PeSzy: Czy zdarzyło się tobie powiedzieć zawodnikowi: z ciebie nic nie będzie, idź trenować szachy?

Marcin Lachowicz: Nigdy nie miało to miejsca. Trenowało u mnie wielu zawodników, w stosunku, do których zdawałem sobie sprawę, że dojdą do pewnego momentu i trudno im będzie przeskoczyć poziom wyżej. Każdy miał jednak szanse treningu i czerpania przyjemności z tego, co lubi i daje mu to satysfakcje.

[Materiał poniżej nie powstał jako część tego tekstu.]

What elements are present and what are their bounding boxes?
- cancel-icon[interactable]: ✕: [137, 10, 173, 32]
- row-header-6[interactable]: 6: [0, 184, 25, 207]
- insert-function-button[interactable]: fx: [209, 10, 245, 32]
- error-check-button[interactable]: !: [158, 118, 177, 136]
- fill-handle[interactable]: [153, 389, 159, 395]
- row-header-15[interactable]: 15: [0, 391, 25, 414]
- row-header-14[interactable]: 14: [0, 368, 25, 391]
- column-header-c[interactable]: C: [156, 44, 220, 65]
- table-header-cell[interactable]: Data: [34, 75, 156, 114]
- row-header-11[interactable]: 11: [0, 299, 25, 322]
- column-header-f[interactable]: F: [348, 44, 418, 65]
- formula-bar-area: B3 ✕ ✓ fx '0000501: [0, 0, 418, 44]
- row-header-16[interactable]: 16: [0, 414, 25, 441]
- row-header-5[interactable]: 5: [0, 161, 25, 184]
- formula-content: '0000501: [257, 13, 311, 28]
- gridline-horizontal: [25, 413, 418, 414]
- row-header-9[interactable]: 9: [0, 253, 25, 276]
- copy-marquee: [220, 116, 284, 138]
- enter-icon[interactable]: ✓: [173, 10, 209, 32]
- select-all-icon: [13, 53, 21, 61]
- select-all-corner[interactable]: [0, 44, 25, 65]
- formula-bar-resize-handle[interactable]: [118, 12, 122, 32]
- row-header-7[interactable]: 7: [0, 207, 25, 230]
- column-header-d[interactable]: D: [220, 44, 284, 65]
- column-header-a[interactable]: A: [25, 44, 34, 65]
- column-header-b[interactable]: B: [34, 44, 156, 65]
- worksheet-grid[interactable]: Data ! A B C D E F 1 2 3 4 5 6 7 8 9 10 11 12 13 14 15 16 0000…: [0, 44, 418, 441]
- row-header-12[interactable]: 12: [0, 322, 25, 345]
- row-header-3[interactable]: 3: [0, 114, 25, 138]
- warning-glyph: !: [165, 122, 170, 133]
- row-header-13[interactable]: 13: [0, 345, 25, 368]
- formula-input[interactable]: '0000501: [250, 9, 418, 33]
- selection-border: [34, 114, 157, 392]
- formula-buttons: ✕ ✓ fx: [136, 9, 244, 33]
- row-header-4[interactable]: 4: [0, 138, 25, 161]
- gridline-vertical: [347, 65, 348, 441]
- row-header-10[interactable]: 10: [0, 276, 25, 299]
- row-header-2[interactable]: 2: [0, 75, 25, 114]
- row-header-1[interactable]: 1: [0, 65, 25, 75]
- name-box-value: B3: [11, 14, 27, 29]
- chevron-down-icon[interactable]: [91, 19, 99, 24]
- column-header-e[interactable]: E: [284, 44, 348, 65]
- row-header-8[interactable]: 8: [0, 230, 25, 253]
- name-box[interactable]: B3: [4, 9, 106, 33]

PeSzy: Na koniec pytanie o zawodniczki w klubie. Niewiele ich jest...

Marcin Lachowicz: Nasz klub reprezentuje Katarzyna Martellacci, która na ostatnich Mistrzostwach Polski zdobyła 4 złote medale (kat. masters i senior). Kaśkę prowadzi nasz Mistrz Świata Wojtek Waleśko. Ja jedynie sporadycznie służę jej radą i sugestiami, co można poprawić w treningu. Jak więc widać mamy rodzynka, ale za to najwyższej klasy.

 

PeSzy: Tu dodam skromnie, że to ja „odkryłem” Katarzynę jakiś czas temu na amatorskich zawodach.

LINK Marcin, dziękuję za rozmowę i życzę tobie i klubowi sukcesów, zdrowia i poczucia humoru, z którego i tak już słyniecie.

Marcin Lachowicz: Dziękuję, pozdrawiam wszystkich miłośników naszego sportu!